Nelson Commons Development Report
After a short break, the Member Information Meeting took place, opening with a development report from Nelson Commons Project Manager Russell Precious.
The report covered the history of the Commons project, and highlighted a few issues that have caused unexpected setbacks in construction and financing.
Among these was the discovery of asbestos in the cinder blocks during demolition of the forme Extra Foods Grocery Store.
“It was about $100,000 tab to clear that insulation out,” Precious explained.
“They can’t just vacuum it out, they have to break open every single brick and spray it with a glue so when the bricks are moved to the landfill there’s no asbestos flying out in the air.”
Another major issue was that despite initial reports of a small amount of contaminated soil, upon construction it was discovered that number was closer to 80 per cent.
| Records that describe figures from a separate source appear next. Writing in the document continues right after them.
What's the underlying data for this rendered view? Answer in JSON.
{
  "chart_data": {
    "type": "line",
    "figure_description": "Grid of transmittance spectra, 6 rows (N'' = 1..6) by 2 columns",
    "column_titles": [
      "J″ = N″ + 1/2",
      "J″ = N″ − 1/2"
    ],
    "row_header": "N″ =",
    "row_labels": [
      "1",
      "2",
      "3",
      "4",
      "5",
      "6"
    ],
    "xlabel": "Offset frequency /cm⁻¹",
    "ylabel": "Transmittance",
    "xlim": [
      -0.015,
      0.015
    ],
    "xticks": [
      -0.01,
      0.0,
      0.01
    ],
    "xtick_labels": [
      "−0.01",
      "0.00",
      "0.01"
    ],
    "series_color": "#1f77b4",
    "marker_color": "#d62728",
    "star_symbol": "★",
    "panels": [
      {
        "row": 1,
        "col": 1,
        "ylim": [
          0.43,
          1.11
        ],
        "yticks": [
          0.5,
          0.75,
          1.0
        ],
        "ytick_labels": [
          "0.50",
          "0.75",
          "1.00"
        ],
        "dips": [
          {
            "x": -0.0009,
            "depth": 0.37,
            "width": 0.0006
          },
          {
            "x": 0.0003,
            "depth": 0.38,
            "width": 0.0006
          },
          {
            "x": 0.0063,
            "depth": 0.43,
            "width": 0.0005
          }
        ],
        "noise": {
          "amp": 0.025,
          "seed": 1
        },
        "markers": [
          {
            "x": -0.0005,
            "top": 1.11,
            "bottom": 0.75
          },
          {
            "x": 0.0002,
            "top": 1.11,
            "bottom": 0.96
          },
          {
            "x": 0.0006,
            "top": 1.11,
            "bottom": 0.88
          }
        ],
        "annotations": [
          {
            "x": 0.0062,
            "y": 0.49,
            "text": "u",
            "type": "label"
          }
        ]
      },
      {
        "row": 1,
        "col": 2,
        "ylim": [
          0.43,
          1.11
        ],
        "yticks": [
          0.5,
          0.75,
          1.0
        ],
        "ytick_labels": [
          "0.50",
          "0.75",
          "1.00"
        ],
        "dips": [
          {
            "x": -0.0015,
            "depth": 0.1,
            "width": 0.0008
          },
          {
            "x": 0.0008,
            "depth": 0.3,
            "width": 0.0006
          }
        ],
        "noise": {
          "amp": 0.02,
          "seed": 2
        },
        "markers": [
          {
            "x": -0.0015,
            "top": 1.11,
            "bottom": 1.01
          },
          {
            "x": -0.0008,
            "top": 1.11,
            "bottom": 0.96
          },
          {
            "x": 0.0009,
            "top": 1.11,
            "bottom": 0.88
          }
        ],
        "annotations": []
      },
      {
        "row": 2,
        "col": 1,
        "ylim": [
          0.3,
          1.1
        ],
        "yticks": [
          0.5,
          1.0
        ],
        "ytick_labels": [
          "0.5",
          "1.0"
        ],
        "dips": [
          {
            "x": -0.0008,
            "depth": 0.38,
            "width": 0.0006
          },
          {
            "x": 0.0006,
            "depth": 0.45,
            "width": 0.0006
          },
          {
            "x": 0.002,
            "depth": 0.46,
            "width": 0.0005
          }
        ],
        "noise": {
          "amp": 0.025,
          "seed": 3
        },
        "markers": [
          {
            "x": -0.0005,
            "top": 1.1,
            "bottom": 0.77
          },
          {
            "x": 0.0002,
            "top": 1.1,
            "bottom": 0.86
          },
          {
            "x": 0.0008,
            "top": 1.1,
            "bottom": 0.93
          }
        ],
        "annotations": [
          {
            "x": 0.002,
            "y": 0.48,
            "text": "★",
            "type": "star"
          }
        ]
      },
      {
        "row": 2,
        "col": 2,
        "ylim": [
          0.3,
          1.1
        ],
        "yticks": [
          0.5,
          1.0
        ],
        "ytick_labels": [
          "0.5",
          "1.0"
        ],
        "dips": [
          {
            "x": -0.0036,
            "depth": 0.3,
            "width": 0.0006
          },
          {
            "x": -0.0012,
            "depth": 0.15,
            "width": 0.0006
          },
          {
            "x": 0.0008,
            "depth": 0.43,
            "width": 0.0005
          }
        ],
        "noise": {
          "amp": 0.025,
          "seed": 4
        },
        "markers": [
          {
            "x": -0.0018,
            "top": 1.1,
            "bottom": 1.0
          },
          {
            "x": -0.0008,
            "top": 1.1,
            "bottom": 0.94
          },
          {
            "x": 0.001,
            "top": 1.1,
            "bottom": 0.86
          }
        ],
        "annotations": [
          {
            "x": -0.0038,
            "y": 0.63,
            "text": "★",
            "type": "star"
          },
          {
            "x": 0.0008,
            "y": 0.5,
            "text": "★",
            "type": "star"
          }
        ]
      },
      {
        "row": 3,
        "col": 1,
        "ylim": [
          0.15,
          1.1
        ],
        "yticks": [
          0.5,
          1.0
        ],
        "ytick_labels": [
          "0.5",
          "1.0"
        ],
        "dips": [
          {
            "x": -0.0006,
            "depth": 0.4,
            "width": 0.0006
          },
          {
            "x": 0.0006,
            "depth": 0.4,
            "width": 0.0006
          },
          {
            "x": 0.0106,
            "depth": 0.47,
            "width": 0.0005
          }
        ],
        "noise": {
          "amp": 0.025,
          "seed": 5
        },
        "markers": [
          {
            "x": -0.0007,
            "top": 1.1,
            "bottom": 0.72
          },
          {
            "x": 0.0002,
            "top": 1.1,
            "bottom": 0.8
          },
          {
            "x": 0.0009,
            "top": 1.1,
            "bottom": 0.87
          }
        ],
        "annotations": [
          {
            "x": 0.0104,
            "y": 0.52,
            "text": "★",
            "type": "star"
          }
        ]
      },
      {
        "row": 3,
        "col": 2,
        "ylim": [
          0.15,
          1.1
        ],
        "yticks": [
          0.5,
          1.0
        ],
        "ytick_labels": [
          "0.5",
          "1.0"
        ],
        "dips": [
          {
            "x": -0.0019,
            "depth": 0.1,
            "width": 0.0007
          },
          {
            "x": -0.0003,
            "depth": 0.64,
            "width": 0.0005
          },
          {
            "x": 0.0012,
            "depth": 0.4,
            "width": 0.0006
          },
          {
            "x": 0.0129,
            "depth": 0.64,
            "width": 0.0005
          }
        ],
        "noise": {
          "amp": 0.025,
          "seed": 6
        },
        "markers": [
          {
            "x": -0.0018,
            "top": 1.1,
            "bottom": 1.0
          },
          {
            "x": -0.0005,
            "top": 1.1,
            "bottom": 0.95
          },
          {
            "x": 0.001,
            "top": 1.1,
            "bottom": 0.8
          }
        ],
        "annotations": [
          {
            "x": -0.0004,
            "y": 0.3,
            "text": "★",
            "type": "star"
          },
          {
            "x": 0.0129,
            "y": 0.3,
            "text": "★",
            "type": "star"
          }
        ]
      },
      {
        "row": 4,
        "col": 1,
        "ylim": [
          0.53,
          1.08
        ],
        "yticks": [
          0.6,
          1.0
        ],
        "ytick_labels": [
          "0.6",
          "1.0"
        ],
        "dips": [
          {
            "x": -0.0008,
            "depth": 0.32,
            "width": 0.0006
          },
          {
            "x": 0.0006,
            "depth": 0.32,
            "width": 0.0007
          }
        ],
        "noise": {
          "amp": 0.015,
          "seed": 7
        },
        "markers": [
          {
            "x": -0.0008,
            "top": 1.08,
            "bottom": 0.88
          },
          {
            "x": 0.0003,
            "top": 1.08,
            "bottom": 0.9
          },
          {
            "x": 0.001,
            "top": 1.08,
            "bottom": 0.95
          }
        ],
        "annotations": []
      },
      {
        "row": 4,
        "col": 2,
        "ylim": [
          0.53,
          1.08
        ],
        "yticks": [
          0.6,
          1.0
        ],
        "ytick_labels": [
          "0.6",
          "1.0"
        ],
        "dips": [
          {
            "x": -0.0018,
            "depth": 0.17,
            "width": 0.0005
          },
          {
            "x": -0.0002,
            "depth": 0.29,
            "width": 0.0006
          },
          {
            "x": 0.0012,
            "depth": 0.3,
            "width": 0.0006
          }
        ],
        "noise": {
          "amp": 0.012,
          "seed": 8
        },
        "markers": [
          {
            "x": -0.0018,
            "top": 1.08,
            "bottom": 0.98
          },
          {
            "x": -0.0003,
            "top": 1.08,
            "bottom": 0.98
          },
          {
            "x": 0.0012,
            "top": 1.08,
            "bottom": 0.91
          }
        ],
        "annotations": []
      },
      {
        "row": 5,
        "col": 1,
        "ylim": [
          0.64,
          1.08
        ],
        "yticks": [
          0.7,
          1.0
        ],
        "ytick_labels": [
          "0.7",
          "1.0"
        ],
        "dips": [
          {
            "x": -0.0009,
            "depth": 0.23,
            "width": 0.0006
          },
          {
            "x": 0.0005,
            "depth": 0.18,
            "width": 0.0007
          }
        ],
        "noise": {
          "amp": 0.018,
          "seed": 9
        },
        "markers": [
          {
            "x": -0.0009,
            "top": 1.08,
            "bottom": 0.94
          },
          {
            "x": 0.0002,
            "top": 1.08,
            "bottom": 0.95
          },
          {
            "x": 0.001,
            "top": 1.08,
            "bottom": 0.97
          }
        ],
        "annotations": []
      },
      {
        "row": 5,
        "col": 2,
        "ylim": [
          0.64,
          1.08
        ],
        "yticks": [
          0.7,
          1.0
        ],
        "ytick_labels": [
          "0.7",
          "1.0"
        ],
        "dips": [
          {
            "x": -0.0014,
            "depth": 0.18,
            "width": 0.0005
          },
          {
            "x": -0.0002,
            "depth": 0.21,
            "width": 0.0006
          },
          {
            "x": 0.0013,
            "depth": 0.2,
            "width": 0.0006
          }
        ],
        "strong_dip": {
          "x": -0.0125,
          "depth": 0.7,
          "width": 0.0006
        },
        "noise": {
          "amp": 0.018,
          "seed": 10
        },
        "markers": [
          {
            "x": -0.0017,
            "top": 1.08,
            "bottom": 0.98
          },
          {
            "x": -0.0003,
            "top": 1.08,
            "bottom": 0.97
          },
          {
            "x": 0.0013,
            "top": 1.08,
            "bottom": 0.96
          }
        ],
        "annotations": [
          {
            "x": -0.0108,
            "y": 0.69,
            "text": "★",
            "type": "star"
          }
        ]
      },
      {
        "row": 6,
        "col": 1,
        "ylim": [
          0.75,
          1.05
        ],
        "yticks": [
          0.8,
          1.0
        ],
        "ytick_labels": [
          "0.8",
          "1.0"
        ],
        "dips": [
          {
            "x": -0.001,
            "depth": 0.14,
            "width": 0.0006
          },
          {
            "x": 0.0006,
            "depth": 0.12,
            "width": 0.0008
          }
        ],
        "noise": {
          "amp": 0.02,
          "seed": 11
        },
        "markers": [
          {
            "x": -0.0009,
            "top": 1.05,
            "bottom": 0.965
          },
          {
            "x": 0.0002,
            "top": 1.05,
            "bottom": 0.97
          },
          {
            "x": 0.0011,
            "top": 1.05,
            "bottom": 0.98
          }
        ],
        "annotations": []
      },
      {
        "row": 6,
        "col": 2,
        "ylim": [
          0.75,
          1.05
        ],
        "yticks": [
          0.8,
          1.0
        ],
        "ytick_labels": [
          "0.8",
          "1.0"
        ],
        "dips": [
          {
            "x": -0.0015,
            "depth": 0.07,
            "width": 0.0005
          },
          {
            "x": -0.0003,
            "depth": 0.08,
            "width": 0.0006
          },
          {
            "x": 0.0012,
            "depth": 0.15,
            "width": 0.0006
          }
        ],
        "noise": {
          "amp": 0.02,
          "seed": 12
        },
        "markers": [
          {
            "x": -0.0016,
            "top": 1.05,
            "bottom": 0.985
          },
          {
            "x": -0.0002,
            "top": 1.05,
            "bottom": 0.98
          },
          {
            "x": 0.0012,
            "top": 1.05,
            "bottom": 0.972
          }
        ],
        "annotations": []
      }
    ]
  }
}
“The RDCK is doing well financially this year, we paid them $228,000 to have that material parked in their dump site, and there are additional trucking fees. So that was about a $300,000 hit.
Between the asbestos and the contaminated soil, that wasn’t a great start. Luckily it didn’t get worse than that,” Precious said.
Another unfortunate setback involved the relationship between the BC Wineguys and an informal deal that involved them setting up shop in the new store.
However, they have since been purchased by the Jim Pattison Group and will no longer be moving into the Commons.
While this was certainly a bit of bad news, another organization has since stepped up and offered a potential partnership.
“We do have an understanding, not quite a closed deal but very close. The Fisherman’s Market are moving into our project. They are buying a shop on Hall St.,” Precious said.
Precious also mentioned another potential deal with an “Iconic Nelson institution” looking at the other half, but because the deal isn’t yet official the company didn’t want to be named in the presentation.
As far as residential property goes, 44 out of 54 units have been sold or are pending sales, with the top floor completely sold out.
The meeting concluded with flowers for departing directors Zoë Creighton, Paula Sobie and Susan Morrison.